3D-Printed Jaw Successfully Transplanted to a Patient

by Dr. Trupti Shirole on  February 7, 2012 at 11:22 PM Medical Gadgets   - G J E 4
A 3D printer-created lower jaw has been surgically transplanted to an 83-year-old woman's face. Doctor's claim it to be the first operation of its kind.
 3D-Printed Jaw Successfully Transplanted to a Patient
3D-Printed Jaw Successfully Transplanted to a Patient

The operation was carried out in the Netherlands last June to treat the woman's osteomyelitis (bone infection) of almost the entire lower jawbone. Doctors wanted to avoid traditional reconstructive surgery because of the woman's age and other factors. The operation took 4-hours, about 1/5th of the time required for traditional reconstructive surgery. The patient was discharged after 4-days.

Dr. Jules Poukens from Hasselt University, who led the surgical team said, "Shortly after waking up from the anesthesia the patient spoke a few words, and the day after the patient was able to swallow again."

This implant was made out of titanium powder. A high precision laser beam was used to melt successive thin layers of titanium powder that were fused together one layer at a time, without using glue or binder liquid. It took 33 layers to build 1mm of height. The implant has articulated joints, cavities to promote muscle attachment and grooves to direct the regrowth of nerves and veins. This implant was built by the Belgian company LayerWise in collaboration with scientists from the University of Hasselt.

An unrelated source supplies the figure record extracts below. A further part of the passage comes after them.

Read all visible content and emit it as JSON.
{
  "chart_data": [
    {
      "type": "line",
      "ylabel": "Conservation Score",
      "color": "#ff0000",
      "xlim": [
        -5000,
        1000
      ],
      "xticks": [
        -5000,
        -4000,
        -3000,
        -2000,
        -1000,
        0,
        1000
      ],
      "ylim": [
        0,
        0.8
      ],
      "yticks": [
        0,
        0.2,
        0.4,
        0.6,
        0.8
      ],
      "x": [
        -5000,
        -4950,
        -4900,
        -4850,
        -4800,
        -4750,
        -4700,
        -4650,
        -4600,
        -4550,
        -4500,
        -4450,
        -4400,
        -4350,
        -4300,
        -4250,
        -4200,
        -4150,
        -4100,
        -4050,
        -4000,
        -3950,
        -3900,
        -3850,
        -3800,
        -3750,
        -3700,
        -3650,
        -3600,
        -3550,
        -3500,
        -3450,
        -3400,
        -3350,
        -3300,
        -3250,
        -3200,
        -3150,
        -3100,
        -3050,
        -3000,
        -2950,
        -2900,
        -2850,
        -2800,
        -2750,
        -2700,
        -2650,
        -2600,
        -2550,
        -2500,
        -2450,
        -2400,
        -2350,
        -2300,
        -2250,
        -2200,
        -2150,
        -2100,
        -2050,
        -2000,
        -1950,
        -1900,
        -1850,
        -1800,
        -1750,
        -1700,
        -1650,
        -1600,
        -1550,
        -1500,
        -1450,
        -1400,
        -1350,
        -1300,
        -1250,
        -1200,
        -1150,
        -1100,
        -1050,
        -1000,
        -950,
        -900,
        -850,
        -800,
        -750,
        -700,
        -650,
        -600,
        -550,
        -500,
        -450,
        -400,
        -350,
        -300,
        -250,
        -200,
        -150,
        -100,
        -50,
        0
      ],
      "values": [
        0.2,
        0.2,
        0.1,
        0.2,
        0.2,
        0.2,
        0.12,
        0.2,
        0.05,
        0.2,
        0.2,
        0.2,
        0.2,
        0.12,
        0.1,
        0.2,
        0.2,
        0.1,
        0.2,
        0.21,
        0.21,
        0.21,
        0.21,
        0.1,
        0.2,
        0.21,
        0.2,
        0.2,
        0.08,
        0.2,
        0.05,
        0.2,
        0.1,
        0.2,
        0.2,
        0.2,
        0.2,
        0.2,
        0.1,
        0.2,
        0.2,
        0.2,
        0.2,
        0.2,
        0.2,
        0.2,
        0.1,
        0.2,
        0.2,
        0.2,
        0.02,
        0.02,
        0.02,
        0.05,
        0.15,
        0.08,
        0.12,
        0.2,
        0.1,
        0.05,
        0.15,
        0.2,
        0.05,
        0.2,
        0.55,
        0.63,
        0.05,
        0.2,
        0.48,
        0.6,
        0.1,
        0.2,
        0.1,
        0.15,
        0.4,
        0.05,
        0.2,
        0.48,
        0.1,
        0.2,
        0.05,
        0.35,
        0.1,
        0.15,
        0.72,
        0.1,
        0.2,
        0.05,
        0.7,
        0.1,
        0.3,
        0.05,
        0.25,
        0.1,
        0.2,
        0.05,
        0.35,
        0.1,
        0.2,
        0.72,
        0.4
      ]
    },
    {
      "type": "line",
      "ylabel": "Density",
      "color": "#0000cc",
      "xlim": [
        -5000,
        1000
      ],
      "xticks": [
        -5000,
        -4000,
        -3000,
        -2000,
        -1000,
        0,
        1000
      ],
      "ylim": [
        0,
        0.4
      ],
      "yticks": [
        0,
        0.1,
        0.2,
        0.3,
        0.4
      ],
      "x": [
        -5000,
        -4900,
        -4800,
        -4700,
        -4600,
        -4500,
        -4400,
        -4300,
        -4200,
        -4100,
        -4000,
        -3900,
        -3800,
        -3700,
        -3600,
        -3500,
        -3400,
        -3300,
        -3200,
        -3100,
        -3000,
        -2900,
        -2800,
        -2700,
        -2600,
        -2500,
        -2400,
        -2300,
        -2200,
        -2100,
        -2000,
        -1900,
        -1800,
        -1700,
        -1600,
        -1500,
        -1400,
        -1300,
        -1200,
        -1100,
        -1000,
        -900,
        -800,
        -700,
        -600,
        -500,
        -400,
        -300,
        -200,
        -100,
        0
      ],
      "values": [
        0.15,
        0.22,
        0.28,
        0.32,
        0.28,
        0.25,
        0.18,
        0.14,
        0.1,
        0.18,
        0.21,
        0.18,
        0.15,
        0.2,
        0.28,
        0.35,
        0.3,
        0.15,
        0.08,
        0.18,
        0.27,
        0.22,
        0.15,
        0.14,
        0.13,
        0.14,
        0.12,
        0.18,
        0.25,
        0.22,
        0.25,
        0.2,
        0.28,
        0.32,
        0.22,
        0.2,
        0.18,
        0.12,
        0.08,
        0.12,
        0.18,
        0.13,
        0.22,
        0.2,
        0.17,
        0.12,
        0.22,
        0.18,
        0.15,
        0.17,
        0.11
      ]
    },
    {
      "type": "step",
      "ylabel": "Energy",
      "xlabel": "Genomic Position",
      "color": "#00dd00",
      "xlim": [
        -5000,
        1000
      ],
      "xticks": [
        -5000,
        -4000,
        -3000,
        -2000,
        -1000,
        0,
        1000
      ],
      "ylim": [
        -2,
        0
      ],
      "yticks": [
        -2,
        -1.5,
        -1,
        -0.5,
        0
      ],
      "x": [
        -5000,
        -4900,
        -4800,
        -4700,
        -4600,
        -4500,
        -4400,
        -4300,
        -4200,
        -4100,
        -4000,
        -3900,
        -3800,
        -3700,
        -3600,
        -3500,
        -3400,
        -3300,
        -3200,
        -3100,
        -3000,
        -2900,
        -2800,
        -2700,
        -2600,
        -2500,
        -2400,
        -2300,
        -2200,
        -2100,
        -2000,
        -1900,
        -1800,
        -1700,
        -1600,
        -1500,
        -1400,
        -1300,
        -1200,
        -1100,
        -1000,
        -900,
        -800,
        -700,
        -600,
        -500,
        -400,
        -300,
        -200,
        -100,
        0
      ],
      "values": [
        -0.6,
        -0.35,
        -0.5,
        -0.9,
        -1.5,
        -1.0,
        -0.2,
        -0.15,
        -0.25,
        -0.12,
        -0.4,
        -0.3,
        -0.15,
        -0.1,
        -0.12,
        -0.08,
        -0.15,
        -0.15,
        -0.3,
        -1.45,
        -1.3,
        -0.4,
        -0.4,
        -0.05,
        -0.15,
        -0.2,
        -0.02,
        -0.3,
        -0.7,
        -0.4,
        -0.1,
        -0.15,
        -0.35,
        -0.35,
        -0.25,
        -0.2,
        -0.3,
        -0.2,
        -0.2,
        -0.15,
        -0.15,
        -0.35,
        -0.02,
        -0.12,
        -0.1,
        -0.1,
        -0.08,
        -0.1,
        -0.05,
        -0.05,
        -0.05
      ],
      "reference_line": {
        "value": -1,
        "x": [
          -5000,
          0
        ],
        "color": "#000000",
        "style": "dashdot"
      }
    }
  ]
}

It only took a few hours to print once the design was ready. Ruben Wauthle, LayerWise's medical applications engineer said, "Once we received the 3D digital design, the part was split up automatically into 2D layers and then we sent those cross sections to the printing machine."

A follow-up surgery is scheduled later this month during which the team will remove healing implants inserted into holes built into the implant's surface. A specially made dental bridge will then be attached to the part and false teeth will be screwed into the holes to provide a set of dentures.

The success of this operation paves the way for the use of more 3D-printed patient-specific parts.